Старик кое-как прикрыл старым плащом девушку, двигавшуюся, как сомнамбула, и со слезами на глазах принялся благодарить гасконца.
— А теперь нам пора, — сказал д'Артаньян. — За мной, Планше!
Стражники, устрашенные дерзким поведением и воинственным видом мушкетера, равно как и шпагой, торчавшей из-под края длинного плаща, не предприняли каких-либо попыток помешать ему. Священник же пригрозил мушкетеру гневом небесным.
— Я попрошу Арамиса замолвить за меня словечко, — пробормотал мушкетер, поворачиваясь спиной к человеку в черном.
Продолжая свой путь по улицам Клермон-Феррана д'Артаньян заметил, что окна многих домов наглухо заколочены досками, а на дверях стоит латинская буква «Р».[31] Это означало, что обитатели дома умерли от чумы.

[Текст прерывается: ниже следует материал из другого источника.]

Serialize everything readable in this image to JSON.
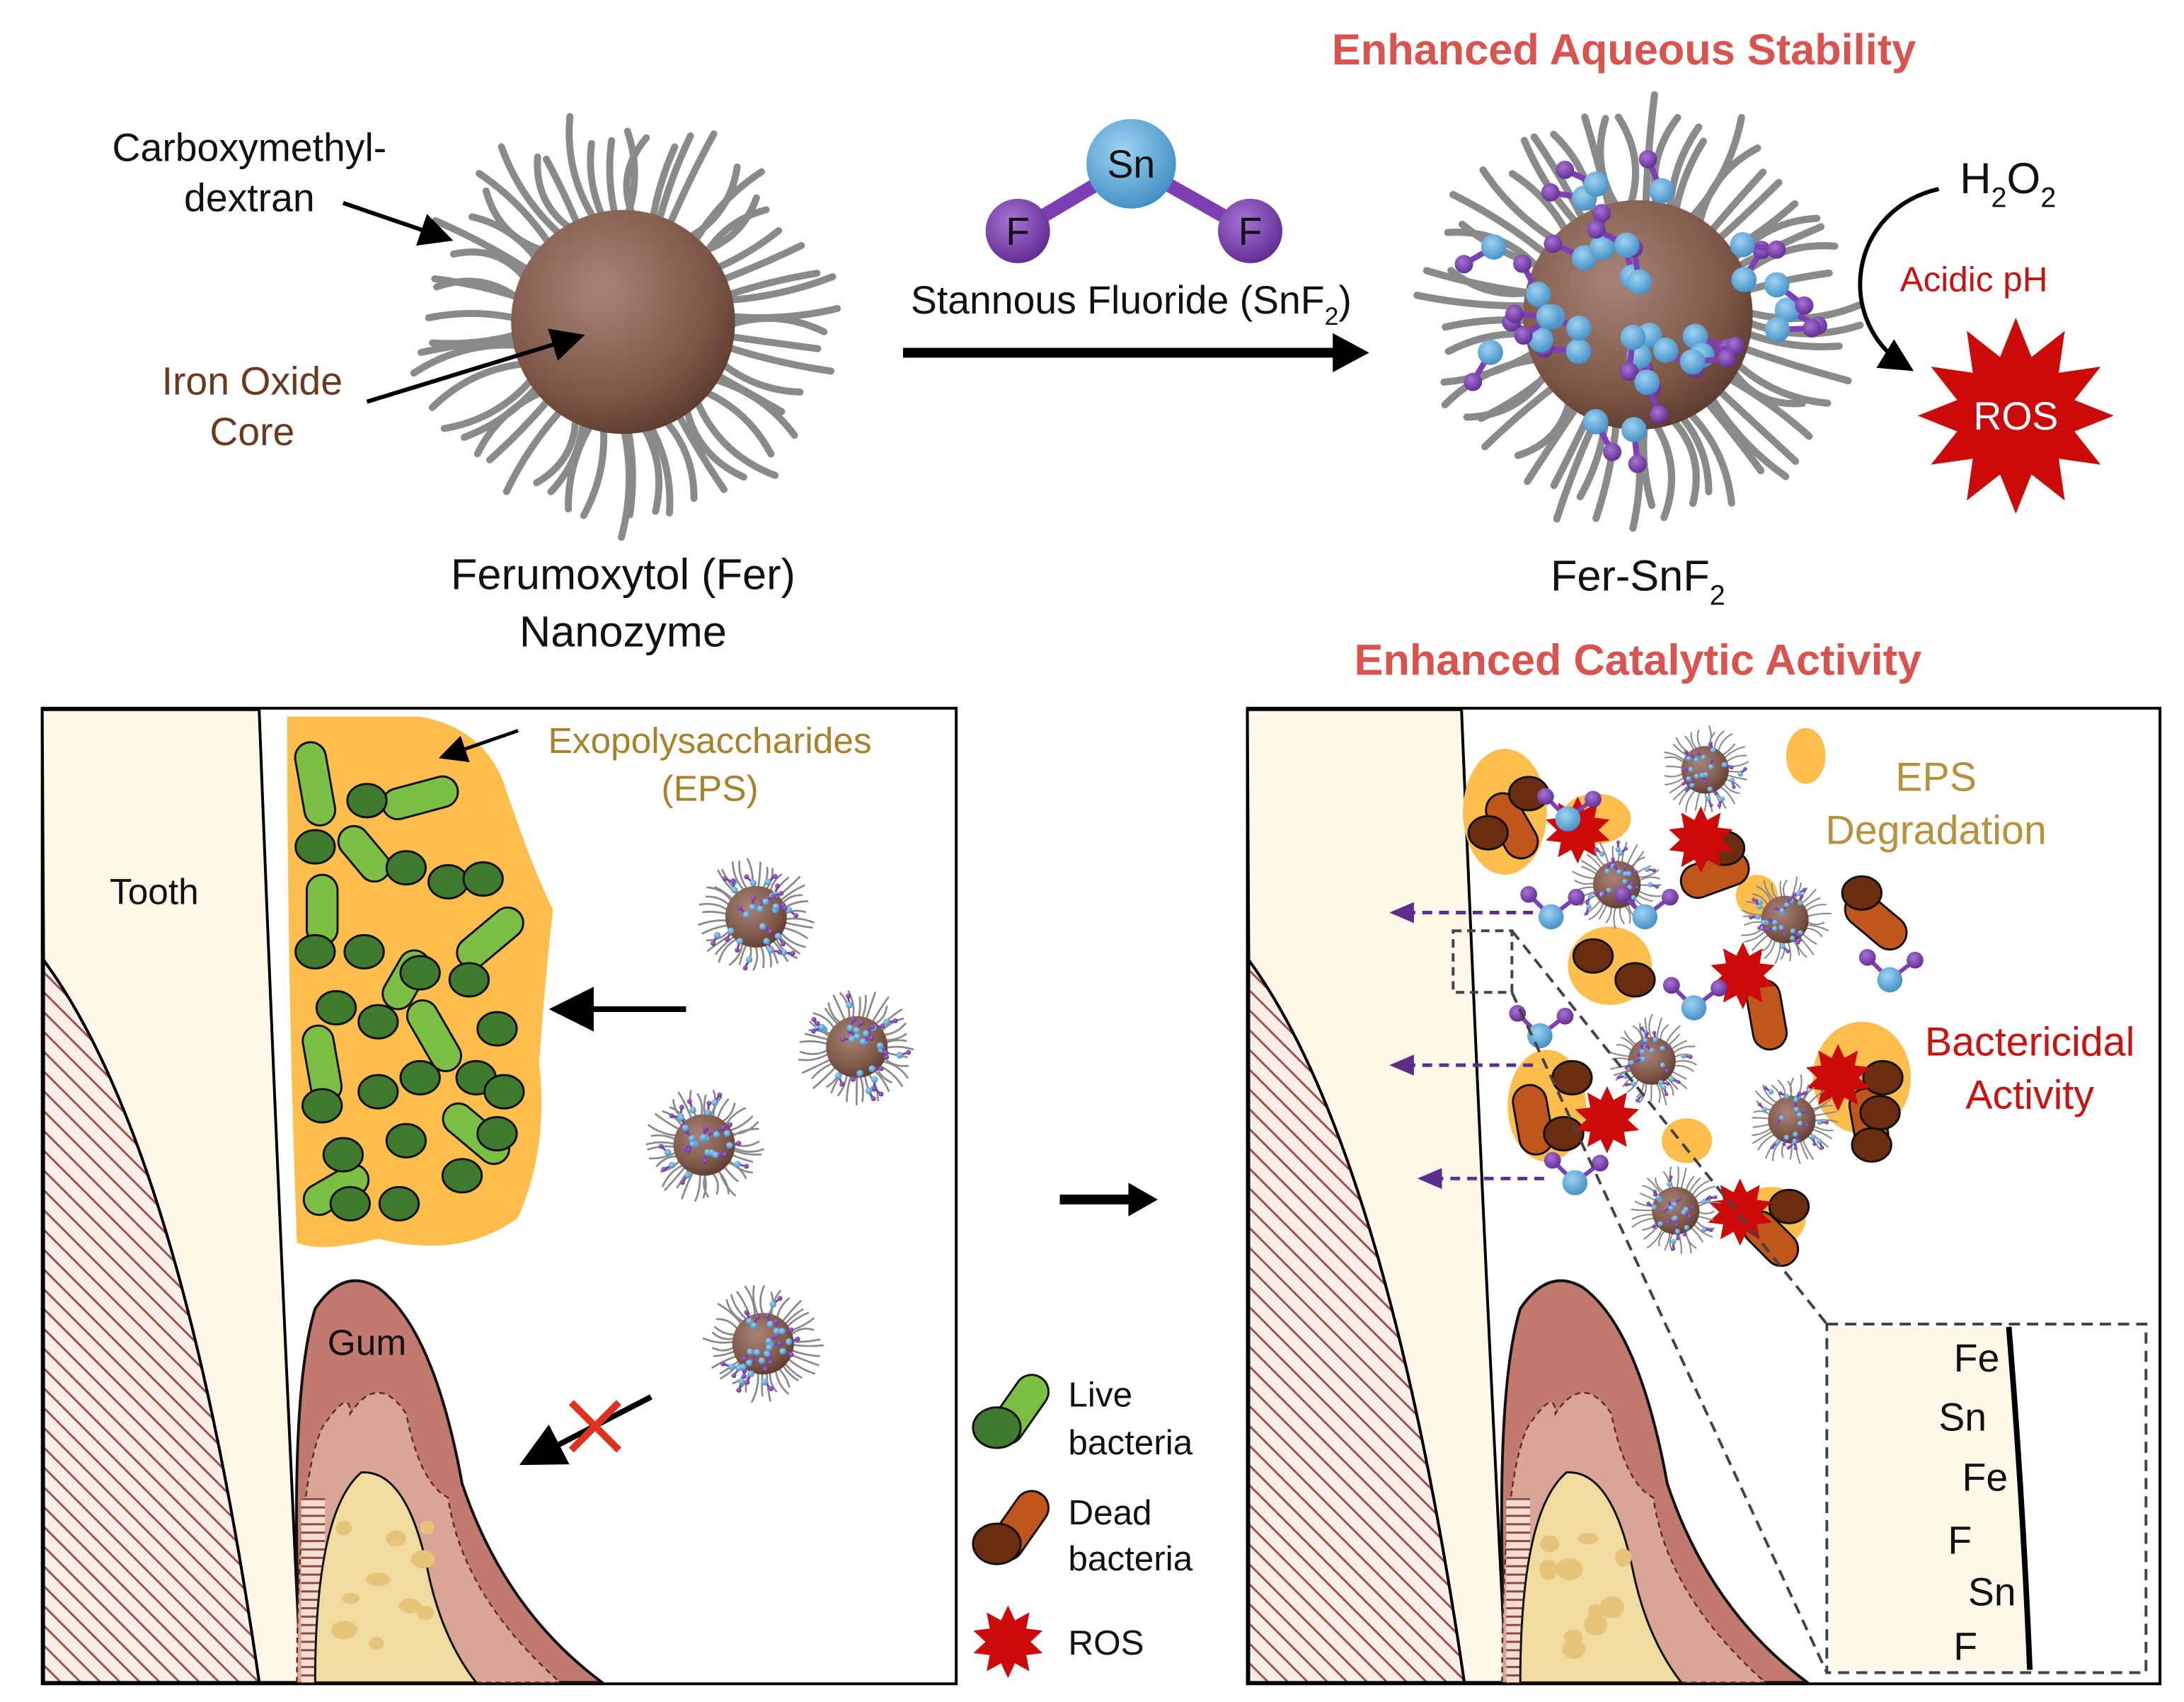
{
  "colors": {
    "title_red": "#d9534f",
    "ros_red": "#cc0a0a",
    "core_brown": "#8a6354",
    "tin_blue": "#5aa9d9",
    "fluorine_purple": "#7d3fb3",
    "eps_orange": "#fdbe4d",
    "live_dark_green": "#3f7a2e",
    "live_light_green": "#7dbf45",
    "dead_dark": "#6b2d10",
    "dead_light": "#c0561b",
    "gum": "#c27a70",
    "tooth": "#fdf8e8",
    "bone": "#f0dca0",
    "iron_label_brown": "#6b3a1e",
    "eps_label_gold": "#a8812a"
  },
  "top": {
    "title_stability": "Enhanced Aqueous Stability",
    "title_catalytic": "Enhanced Catalytic Activity",
    "fer": {
      "label_coating_1": "Carboxymethyl-",
      "label_coating_2": "dextran",
      "label_core_1": "Iron Oxide",
      "label_core_2": "Core",
      "name_1": "Ferumoxytol (Fer)",
      "name_2": "Nanozyme"
    },
    "snf2": {
      "atom_sn": "Sn",
      "atom_f": "F",
      "label": "Stannous Fluoride (SnF",
      "label_sub": "2",
      "label_end": ")"
    },
    "fer_snf2": {
      "name": "Fer-SnF",
      "name_sub": "2"
    },
    "reaction": {
      "h2o2_h": "H",
      "h2o2_sub1": "2",
      "h2o2_o": "O",
      "h2o2_sub2": "2",
      "condition": "Acidic pH",
      "product": "ROS"
    }
  },
  "left_panel": {
    "tooth": "Tooth",
    "gum": "Gum",
    "eps_1": "Exopolysaccharides",
    "eps_2": "(EPS)"
  },
  "legend": {
    "live_1": "Live",
    "live_2": "bacteria",
    "dead_1": "Dead",
    "dead_2": "bacteria",
    "ros": "ROS"
  },
  "right_panel": {
    "eps_deg_1": "EPS",
    "eps_deg_2": "Degradation",
    "bact_1": "Bactericidal",
    "bact_2": "Activity",
    "inset_labels": [
      "Fe",
      "Sn",
      "Fe",
      "F",
      "Sn",
      "F"
    ]
  }
}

Похоронные команды, освещаемые желтыми отблесками факелов, длинными крючьями вытаскивали тела из таких домов, сваливали их на похоронные дроги и, бормоча слова молитв, отправлялись дальше, предварительно забив окна и двери зачумленного дома и оставив на нем зловещий знак «Р».
Дождь прекратился, но небо не прояснялось. С неровно бьющимся сердцем мушкетер и его слуга продолжали свой путь. Выяснив, что они находятся на улице Гран-Гра, д'Артаньян попросил указать ему дом, который он искал.
Торопливо проходивший мимо человек ответил ему, что нужный дом находится в минуте ходьбы за углом и описал внешний вид здания.
Еще несколько мгновений, и они увидели серое трехэтажное здание с широкими окнами. Из груди д'Артаньяна вырвался крик.
Ставни были наглухо затворены, а сами окна крест-накрест заколочены досками. Пустив коня галопом, мушкетер в мгновение ока очутился возле входных дверей. Он уже знал, что увидит там.
На дверях, также заколоченных досками, стоял все тот же страшный значок — «Р».
Глава сорок восьмая
«Атос, Портос, — до скорой встречи, Арамис, — прощай навсегда!»
Молча повернули они обратно. Лошади, предоставленные самим себе, шли шагом. Мушкетер, не проронил ни звука, а Планше не решался нарушить это молчанке и тихонько следовал за своим господином.